For many of our guests this cake is in the running for their very favourite

Freshly baked cakes for our guests
It is never a hardship for me, as I love baking (indeed all cooking) and it is always nice to do be doing it when you know how appreciative the eater/s tend to be. When we first started Tom’s Barn I made a cake because I simply thought that is what one did – we always have something in our tins in the house, to be produced when anyone drops in! We hadn’t realised that it would become something a bit special. Non-bakers particularly are amazed and experienced bakers usually ask for the recipe…
I have been asked for this Black Treacle & Stem Ginger Cake recipe several times recently. In fact, I fondly but wrongly thought it was already in the blog recipe section, but now it really is.

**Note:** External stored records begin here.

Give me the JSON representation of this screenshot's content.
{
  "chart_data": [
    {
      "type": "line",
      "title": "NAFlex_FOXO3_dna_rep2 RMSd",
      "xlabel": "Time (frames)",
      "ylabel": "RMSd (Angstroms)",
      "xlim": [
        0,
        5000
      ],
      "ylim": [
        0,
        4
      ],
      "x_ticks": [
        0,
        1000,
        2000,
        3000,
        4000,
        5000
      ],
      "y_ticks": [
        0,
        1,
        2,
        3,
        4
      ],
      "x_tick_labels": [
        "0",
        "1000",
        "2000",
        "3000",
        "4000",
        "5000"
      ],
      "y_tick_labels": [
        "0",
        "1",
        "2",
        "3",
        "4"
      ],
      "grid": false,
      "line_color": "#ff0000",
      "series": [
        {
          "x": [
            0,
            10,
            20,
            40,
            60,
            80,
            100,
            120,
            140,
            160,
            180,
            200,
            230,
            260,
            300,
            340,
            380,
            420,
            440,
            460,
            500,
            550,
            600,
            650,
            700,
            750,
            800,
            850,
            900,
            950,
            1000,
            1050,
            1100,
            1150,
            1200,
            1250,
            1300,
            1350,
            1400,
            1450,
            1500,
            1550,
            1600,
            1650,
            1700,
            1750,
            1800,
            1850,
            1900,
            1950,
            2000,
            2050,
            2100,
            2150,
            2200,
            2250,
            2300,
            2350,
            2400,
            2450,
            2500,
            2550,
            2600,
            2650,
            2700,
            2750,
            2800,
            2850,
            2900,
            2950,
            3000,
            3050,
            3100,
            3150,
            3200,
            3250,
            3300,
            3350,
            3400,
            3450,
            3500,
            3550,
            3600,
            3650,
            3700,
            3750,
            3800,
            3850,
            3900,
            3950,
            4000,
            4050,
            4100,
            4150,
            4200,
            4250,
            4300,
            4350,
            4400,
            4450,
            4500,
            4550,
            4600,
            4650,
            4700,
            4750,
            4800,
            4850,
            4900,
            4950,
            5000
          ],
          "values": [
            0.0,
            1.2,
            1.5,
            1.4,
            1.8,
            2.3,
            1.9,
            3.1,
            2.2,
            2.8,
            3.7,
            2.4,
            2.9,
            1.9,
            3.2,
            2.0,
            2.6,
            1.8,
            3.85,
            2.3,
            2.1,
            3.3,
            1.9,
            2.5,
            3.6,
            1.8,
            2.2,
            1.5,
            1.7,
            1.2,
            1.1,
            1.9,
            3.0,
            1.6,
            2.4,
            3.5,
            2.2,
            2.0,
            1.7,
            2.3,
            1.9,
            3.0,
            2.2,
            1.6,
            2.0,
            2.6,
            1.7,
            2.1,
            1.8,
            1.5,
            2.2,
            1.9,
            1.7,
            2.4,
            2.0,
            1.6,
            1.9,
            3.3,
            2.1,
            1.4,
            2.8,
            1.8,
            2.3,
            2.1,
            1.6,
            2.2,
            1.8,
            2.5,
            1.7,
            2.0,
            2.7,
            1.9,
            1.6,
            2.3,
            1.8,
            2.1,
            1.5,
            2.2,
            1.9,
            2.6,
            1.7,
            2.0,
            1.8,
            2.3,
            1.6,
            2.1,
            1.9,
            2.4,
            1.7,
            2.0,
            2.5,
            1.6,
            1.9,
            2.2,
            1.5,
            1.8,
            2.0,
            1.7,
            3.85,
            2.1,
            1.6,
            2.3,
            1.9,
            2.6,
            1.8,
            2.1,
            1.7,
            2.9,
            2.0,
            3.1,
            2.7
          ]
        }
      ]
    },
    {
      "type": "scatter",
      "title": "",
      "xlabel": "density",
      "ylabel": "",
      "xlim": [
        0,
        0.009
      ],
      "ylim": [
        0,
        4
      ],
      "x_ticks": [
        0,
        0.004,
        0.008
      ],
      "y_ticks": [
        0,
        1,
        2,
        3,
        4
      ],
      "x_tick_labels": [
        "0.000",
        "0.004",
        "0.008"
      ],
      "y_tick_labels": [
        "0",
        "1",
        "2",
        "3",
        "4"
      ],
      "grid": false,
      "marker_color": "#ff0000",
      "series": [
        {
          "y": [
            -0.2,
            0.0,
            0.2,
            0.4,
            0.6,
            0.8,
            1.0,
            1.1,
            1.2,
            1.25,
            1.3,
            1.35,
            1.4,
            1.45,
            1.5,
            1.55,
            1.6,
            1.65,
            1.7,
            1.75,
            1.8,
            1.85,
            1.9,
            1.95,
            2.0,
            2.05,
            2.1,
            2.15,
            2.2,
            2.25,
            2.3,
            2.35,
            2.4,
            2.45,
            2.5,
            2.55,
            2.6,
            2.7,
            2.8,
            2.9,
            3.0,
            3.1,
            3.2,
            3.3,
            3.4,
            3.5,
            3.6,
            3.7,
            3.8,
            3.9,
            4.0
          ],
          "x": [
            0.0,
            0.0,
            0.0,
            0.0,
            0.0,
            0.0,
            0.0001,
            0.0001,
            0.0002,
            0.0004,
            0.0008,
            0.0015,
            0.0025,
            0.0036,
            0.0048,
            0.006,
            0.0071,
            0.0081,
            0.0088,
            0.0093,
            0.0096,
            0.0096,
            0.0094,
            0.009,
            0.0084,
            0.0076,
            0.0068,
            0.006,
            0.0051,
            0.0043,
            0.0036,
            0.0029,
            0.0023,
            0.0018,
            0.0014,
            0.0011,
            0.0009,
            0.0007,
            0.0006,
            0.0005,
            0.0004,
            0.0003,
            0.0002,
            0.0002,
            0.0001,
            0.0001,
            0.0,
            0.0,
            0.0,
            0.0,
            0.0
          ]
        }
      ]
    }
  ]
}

It is a very favourite recipe of us all, and all credit must go to Mary Berry for the original recipe, adapted slightly by me over the years.
Tom’s and Douglas’s Barn Black Treacle & Ginger Cake
(Adapted from a Mary Berry recipe)
Cake
225g soft butter or margarine
175g caster sugar
225g black treacle or sometimes I use molasses
275g self-raising flour
2 tsp baking powder
2 tsp mixed spice
4 eggs
4 tbsp milk
3 bulbs stem ginger chopped finely
Generous handful chopped/broken pecans or walnuts
Measure all the ingredients into a large bowl and mix for about 2 minutes, either by hand or in an electric mixer. Pour into a non-stick (or lined with greased foil) deep baking dish approx 9”x12”. I use the small Aga baking tin
Bake at 180’C/Gas 4 or in the top oven of an Aga with the cold plain sheet hanging on the second set of runners until it looks cooked i.e. firm and golden brown. I start looking after about 30 minutes.
Icing
125g icing sugar (more probably!)
About 4 tbsp stem ginger syrup from the jar (use more if you have taken more icing sugar)
Handful chopped nuts and ideally more finely chopped than I have in this photo!
Mix all together to get a good spreading consistency and spread over the baked cake.
Sprinkle with chopped nuts



Marion, is that fresh ginger or the sort that is in a jar in syrup? My new hands free mixer arrived, I might have to give this a go this weekend!
Debbie, it is stem ginger, which comes in a jar, in a syrup (which you use for the icing). Good luck! What sort of a mixer did you buy in the end?